Ketika datang ke tujuan dengan atmosfer termasuk Mars, Venus, Titan, dan Bumi, sebagai salah satu tantangan utama yang dihadapi NASA adalah bagaimana mengirimkan muatan yang berat.
Seperti berdiri, aeroshell kaku saat ini dibatasi oleh ukuran selubung roket penutup pelindung yang ramping.
Misalnya, Anda mungkin ingat ‘tujuh menit teror’ ketika penjelajah Ketekunan NASA menggunakan parasut untuk turun ke permukaan Mars tahun lalu.
Sinyal radio yang dikirim dari NASA dan sebaliknya membutuhkan waktu 10 menit bagi salah satu pihak untuk melakukan kontak, jadi setelah tim darat menyuruh Perseverance turun, rover mengambil alih dan melakukan perjalanan epik sepenuhnya sendirian.
Pesawat ruang angkasa itu menembus atmosfer Mars bergerak dengan kecepatan 12.000 mil per jam, tetapi kemudian harus melambat hingga nol mil per jam tujuh menit kemudian untuk mendarat dengan aman di permukaan.
Sementara Perseverance selamat dari penurunan tanpa cedera menggunakan parasut dasar, proses pendaratan lebih sulit untuk muatan yang lebih besar, seperti roket dengan manusia di dalamnya.
“Satu jawabannya adalah aeroshell tiup yang dapat digunakan untuk skala yang jauh lebih besar dari kafan,” kata NASA.

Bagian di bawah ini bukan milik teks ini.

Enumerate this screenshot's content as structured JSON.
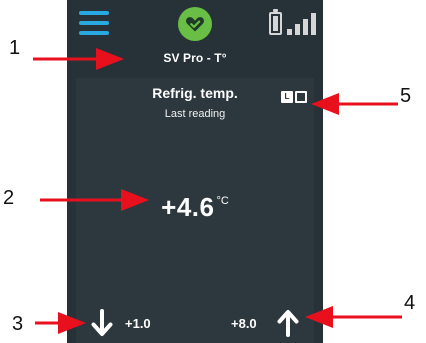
{
  "header": {
    "menu_icon": "hamburger-menu-icon",
    "status_icon": "check-heart-icon",
    "battery_icon": "battery-icon",
    "signal_icon": "signal-bars-icon"
  },
  "device": {
    "label": "SV Pro - T°"
  },
  "reading_panel": {
    "title": "Refrig. temp.",
    "subtitle": "Last reading",
    "mode_icon_left": "L",
    "value": "+4.6",
    "unit": "°C"
  },
  "thresholds": {
    "min_value": "+1.0",
    "max_value": "+8.0"
  },
  "callouts": [
    "1",
    "2",
    "3",
    "4",
    "5"
  ],
  "colors": {
    "device_bg": "#263238",
    "panel_bg": "#2d383e",
    "menu_blue": "#28a8e0",
    "status_green": "#69bf45",
    "callout_red": "#e8101d"
  }
}
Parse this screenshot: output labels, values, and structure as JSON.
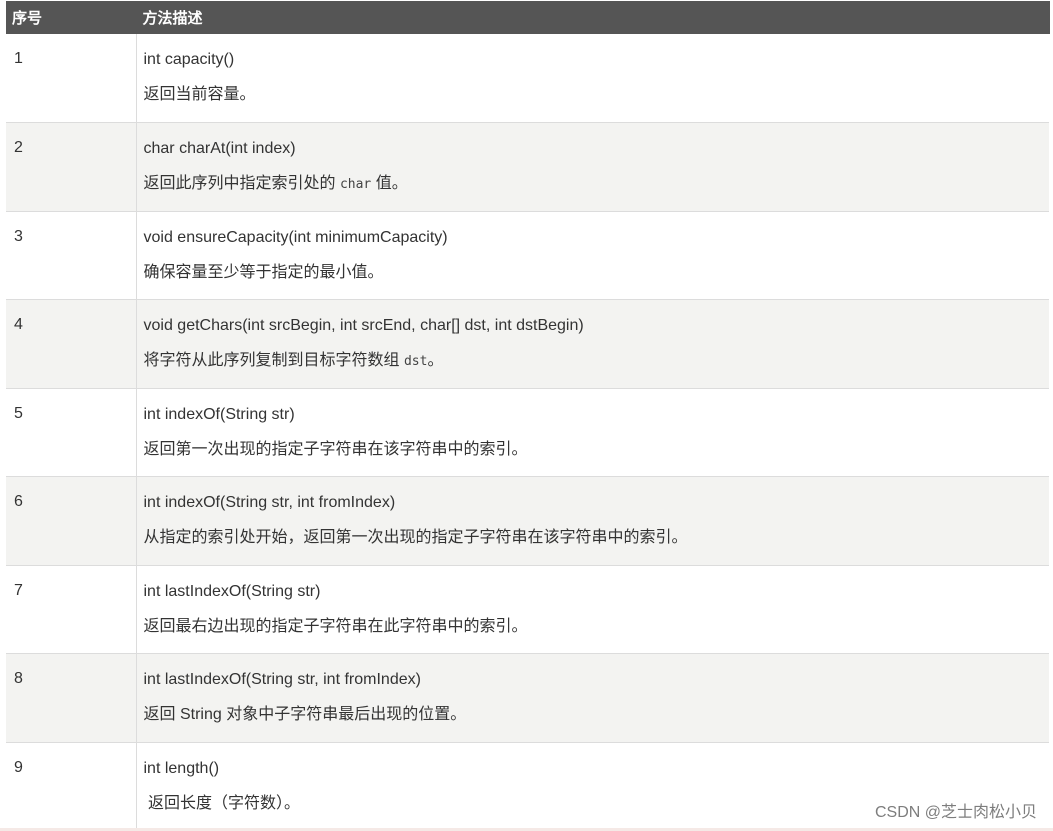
{
  "table": {
    "headers": [
      "序号",
      "方法描述"
    ],
    "rows": [
      {
        "num": "1",
        "signature": "int capacity()",
        "description": [
          {
            "t": "返回当前容量。"
          }
        ]
      },
      {
        "num": "2",
        "signature": "char charAt(int index)",
        "description": [
          {
            "t": "返回此序列中指定索引处的 "
          },
          {
            "t": "char",
            "code": true
          },
          {
            "t": " 值。"
          }
        ]
      },
      {
        "num": "3",
        "signature": "void ensureCapacity(int minimumCapacity)",
        "description": [
          {
            "t": "确保容量至少等于指定的最小值。"
          }
        ]
      },
      {
        "num": "4",
        "signature": "void getChars(int srcBegin, int srcEnd, char[] dst, int dstBegin)",
        "description": [
          {
            "t": "将字符从此序列复制到目标字符数组 "
          },
          {
            "t": "dst",
            "code": true
          },
          {
            "t": "。"
          }
        ]
      },
      {
        "num": "5",
        "signature": "int indexOf(String str)",
        "description": [
          {
            "t": "返回第一次出现的指定子字符串在该字符串中的索引。"
          }
        ]
      },
      {
        "num": "6",
        "signature": "int indexOf(String str, int fromIndex)",
        "description": [
          {
            "t": "从指定的索引处开始，返回第一次出现的指定子字符串在该字符串中的索引。"
          }
        ]
      },
      {
        "num": "7",
        "signature": "int lastIndexOf(String str)",
        "description": [
          {
            "t": "返回最右边出现的指定子字符串在此字符串中的索引。"
          }
        ]
      },
      {
        "num": "8",
        "signature": "int lastIndexOf(String str, int fromIndex)",
        "description": [
          {
            "t": "返回 String 对象中子字符串最后出现的位置。"
          }
        ]
      },
      {
        "num": "9",
        "signature": "int length()",
        "description": [
          {
            "t": " 返回长度（字符数）。"
          }
        ]
      }
    ]
  },
  "watermark": "CSDN @芝士肉松小贝",
  "colors": {
    "header_bg": "#555555",
    "header_text": "#ffffff",
    "alt_row_bg": "#f3f3f1",
    "border": "#dcdcdc",
    "body_text": "#333333"
  }
}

“Teknologi ini memungkinkan berbagai misi NASA yang diusulkan ke tujuan seperti Mars, Venus, Titan serta kembali ke Bumi.”
Sebagai bagian dari program Artemis penerus program Apollo pada 1960-an dan 1970-an, NASA bertujuan untuk membawa manusia ke bulan sekali lagi dalam dekade ini, sebelum menempatkan manusia di Mars untuk pertama kalinya pada 2030-an.
Tahap pertama dari program Artemis, misi mengorbit Bulan tanpa awak (disebut Artemis I), akan diluncurkan minggu depan setelah penundaan berulang.